You can start to see how this creates dependencies. If I rotate at my database credential, that might actually require that I have to redeploy the application potentially for it to pick up that new secret. So these different lifecycles are interacting with one another. You can start to see how it becomes complex over time.
Ultimately, same thing, at the end of life when that application is no longer being used, we don’t want to have a secret that exists for that database because that’s just unnecessary risk. Someone might find that thing and use it to access the database and find user data in it, even if the application doesn’t even exist which needs that thing.
Ideally, at the end of the lifecycle of that credential, we’re also destroying the underlying password. So this also has a full continuum of creation, update, deletion, and along the way you probably have an inventory as well. How do I discover credentials that are in my environment such that I’m making sure that they’re managed? And same thing with asset inventory. Do I have an actual inventory of my various infrastructure? And ideally I have an inventory of all of my applications as well.
» Bringing everything under central management
Oftentimes there’s a whole set of things just out there in the infrastructure estate that maybe aren’t being managed or aren’t being tracked because someone created it, we lost track of it, we weren’t applying a proper lifecycle management. They’re orphaned, but they exist. You’re paying for it, it’s in your environment. You have secrets that were created, maybe no one’s using them anymore, but they’re still valid. You could still use them to log in to a database if you were able to find them.
There’s both the clean-up act of discovering and inventorying these things such that you can apply a proper lifecycle management to them, and that can apply to almost any of these things. Applications that were created that were abandoned, that are still running, but are unmaintained and haven’t been patched or updated in a while.
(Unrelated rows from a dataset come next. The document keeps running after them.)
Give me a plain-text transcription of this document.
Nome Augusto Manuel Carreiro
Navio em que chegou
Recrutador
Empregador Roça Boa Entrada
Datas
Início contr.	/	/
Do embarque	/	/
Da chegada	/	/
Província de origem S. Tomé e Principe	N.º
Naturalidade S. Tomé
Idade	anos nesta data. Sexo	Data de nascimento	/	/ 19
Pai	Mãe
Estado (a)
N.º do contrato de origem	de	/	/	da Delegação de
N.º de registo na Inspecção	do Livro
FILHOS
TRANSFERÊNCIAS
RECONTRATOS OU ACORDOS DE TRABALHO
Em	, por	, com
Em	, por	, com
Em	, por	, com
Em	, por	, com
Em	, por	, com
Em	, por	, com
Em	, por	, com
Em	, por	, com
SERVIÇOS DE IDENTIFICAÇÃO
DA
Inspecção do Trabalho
That’s the way I like to think about this. Ultimately, when you think about where people start, it’s Day 0. So there’s a focus on how do we get this done really, really quickly. I think what people often don’t realize is that, over time, most of your calories, most of your time spent is in the Day 1, Day N part of the curve. I think that’s where it becomes important to optimize over time and ideally have a consistent approach to how you’re doing it across applications, across infrastructure, across different elements of your security estate. Because otherwise, this becomes the really high drag on the business.
Day 0 feels really good for maybe the first 30, 60, 90 days, however long it takes to get past that, but Day 1 to Day N can feel bad forever, and I think that’s really the big difference. I hope this video was useful and gives some food for thought as you think about how to apply lifecycle management to different parts of the estate.